14. Ve sayısız fırsatlar serdim önüne.

15. Sonra da artırmamı umar.

16. Hayır, hayır; çünkü o, ayetlerimize karşı çok inatçıdır.

17. Onu sarp bir yokuşa sürükleyeceğim.

18. Çünkü o düşündü ve karar verdi.

19. Kahrolası! Ne biçim karar verdi.

20. Yine kahrolası! Ne biçim karar verdi.

21. Sonra baktı.

22. Sonra surat astı ve yüzünü ekşitti.

23. Sonra da sırt döndü ve büyüklük tasladı.

24. Böylece "Bu, nakledilegelen bir sihirden başka değil." dedi.

25. "Bu, insan sözünden başka değil."

26. Ben onu Sekar’a sokacağım.

27. Sekar’ın ne olduğunu bilir misin?

28. Bırakmaz da terketmez de.

29. İnsan derisini kavurandır.

30. Üzerinde ondokuz vardır.

31. Cehennem bekçilerini yalnız meleklerden yaptık. Sayılarını da küfürde ısrar edenler için sadece bir fitne kıldık ki, kendilerine kitap verilenler kesin bir bilgiyle inansın; iman edenlerin de imanları artsın; kendilerine kitap verilenler ve iman edenler kuşkuya kapılmasın. Kalplerinde bir hastalık olanlar ile kafirler de şöyle desin "Allah bu misalle ne anlatmak istedi?" İşte Allah, dilediğini böyle saptırır, dilediğini böyle hidayete erdirir. Rabbinin ordularını O’ndan başka kimse bilmez. Ve o, insanlar için sadece bir öğüttür.

32. Hayır, hayır; andolsun aya,

33. Dönüp gittiğinde geceye,

34. Ağardığında sabaha,

35. Gerçekten o, büyüklerden biridir.

36. İnsanlar için bir uyarıcıdır.

37. Sizden öne geçmek veya geride kalmak isteyenler için.

38. Her nefis, kazandıkları karşılığında rehin alınmıştır.

39. Ancak sağ ehli hariç.

40. Cennetlerde soruştururlar,

41. Suçlular hakkında.

42. "Sizi Sekar’a sürükleyipiten nedir?"

43. Derler ki "Namaz kılanlardan değildik;"

44. "Ve yoksula yedirmezdik;"

45. "Dalıp gidenlerle biz de dalıp giderdik."

46. "Din gününü de yalanlardık."

47. "Kesin olan bize gelip çatıncaya değin."

48. Artık, şefaatçıların şefaati onlara bir fayda vermez.

49. Buna rağmen, onlara ne oluyor ki öğütten yüz çeviriyorlar?
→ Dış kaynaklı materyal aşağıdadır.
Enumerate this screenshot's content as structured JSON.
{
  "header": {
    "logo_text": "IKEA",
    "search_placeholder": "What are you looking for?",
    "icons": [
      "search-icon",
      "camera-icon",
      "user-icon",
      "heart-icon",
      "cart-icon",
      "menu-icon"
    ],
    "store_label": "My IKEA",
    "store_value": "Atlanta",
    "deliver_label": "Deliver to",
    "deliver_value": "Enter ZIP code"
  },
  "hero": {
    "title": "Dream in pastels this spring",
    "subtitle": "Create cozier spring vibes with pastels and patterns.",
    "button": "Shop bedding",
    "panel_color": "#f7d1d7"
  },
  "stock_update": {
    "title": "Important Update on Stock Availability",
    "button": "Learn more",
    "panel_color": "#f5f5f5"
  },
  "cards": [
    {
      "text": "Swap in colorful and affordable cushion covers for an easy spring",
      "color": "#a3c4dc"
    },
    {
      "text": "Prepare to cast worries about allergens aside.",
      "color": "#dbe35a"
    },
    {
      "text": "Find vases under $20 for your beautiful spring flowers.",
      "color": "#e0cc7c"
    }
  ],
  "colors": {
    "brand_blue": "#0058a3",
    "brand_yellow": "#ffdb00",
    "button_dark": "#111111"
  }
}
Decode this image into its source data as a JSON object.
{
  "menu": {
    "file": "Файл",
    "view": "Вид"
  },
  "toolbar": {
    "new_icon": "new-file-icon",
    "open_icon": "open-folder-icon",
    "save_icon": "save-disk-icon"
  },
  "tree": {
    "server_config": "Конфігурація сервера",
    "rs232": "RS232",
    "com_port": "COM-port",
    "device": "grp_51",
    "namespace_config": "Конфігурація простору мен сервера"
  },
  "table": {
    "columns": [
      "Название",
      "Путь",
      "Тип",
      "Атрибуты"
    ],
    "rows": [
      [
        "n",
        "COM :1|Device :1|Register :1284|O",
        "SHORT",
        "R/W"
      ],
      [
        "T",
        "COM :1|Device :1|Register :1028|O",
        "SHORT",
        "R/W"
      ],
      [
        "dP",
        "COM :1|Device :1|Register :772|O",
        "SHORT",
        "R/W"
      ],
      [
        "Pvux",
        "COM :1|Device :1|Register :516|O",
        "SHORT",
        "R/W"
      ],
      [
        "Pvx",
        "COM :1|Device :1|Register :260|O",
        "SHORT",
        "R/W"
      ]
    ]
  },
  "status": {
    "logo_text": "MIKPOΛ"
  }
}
50. Ürkmüş yaban eşekleri gibi,

51. Arslandan kaçan.

52. O kadar ki her biri, kendisine açılmış sahifeler verilmesini isterler.

53. Hayır, hayır; doğrusu ahiretten korkmuyorlar.

54. Hayır, hayır; gerçekten o bir öğüttür.

55. Artık kim dilerse ondan öğüt alır.

56. Allah dilemedikçe de öğüt almazlar. İşte kendisinden sakınılmaya layık O’dur; bağışlamak da O’na yaraşır.